Loch lead them back out through the kitchen into the yard where Aunt Noreen was waiting for them.
“Over here, ye two!” she shouted.
“Ma’s gonna scrub ye down now. She’s real clean so get used to bathing at least once a week. She read somewhere about germs and the Bible says the cleaner ye are the closer ye are ta God–or somethin’ of the like. Well, some of us have work ta do,” Loch grumbled.
“One more thing!” he added, turning back to them and speaking so close they could smell his breakfast. “Yer not guests here, yer kin. Ye give my Ma any guff, any trouble at all, and I’ll deal with ye. My Ma works too hard to keep this lot in line and I won’t think twice about puttin’ a boot in yer arse if ye don’t do what’s told to ye.”

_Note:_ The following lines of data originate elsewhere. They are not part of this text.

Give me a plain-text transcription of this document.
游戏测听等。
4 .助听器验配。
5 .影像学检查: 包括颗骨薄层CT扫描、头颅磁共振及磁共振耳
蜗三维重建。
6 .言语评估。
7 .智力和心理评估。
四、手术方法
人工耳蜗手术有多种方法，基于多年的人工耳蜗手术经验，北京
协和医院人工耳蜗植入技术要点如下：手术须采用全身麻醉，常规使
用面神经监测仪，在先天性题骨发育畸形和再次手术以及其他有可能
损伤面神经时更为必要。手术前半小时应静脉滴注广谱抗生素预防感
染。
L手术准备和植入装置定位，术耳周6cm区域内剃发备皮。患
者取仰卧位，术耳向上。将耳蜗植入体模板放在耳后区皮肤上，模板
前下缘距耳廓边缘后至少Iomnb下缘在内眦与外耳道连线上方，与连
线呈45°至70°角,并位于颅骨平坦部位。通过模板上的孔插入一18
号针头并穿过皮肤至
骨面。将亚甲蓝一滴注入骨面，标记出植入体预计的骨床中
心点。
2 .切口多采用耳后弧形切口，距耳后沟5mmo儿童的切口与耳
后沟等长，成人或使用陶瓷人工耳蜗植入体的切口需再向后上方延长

Loch was at least a whole head taller and a body wider than either of them. Again, Patrick found Dillon pressed under his arm like a baby bird beneath its mother’s wing. They nodded in unison and looked down at the dirt but Patrick eyeballed him as he walked away.
“Well, what are ye waitin’ on? Git!” Loch ordered.
The boys took heed and ran to the barn where Noreen was planted with her hands on her hips. Her ample bosom pushed forward and rested on her large midriff, which made her chins appear almost tucked into her cleavage.
“Clothes off! Toss them here and get into the water,” she ordered, pointing a long-handled scrub brush at them.
“E-everythin’, Aunt Noreen?” Patrick asked softly.
“Did I stutter, child? Oh, for Heaven’s sake, lad! I have four sons and a husband. Unless ye got two willies each down there, there’s nothin’ under those rags I ain’t never seen!”
They peeled off their clothes in an instant, covered their private parts and hopped into the tub of cool water. It was new to them and being naked in the company of a woman other than their Ma felt quite peculiar. The only time they’d been submerged in a body of water for years was leaping into the Liffey in their under breeches on a warm day to cool off, or falling in from a log when they were fishing.
“Soap. Ye wash with it,” Noreen said, taking the bar and running it across the bristles of the scrub brush and then slapping it into Patrick’s hands. He rubbed the soap between his hands, up and down over his face and across the top of his head and back again.
“Ye have no nits, I hope?” Noreen asked quietly.
“None that we know of, Ma‘am,” Patrick replied.
“Good. Well, stand yerself up and let me scrub the rest of ye. After today, yer on yer own but I’ll make good ‘n sure ye done it right,” she declared and shook her index finger at them.
Once what would become a weekly ritual of bathing was completed, they climbed from the murky water and she wrapped them each in a cloth blanket and handed them clean underthings and clothes to wear.
“We don’t have much but we have all we need. These should do. Ye’ll wear these on the work days and on Sundays ye’ll get clean ones. We’ll work on new shoes as well–new to ye, that is.”
Noreen turned and marched off toward the house, stopping briefly to snatch Rory from the ground and toss him squealing on her hip, reaching for Brianne.
“Get dressed and I’ll put ye ta work.”
Loch was standing behind them now with a shovel and pail, and he smiled deviously, turning his head to the stables.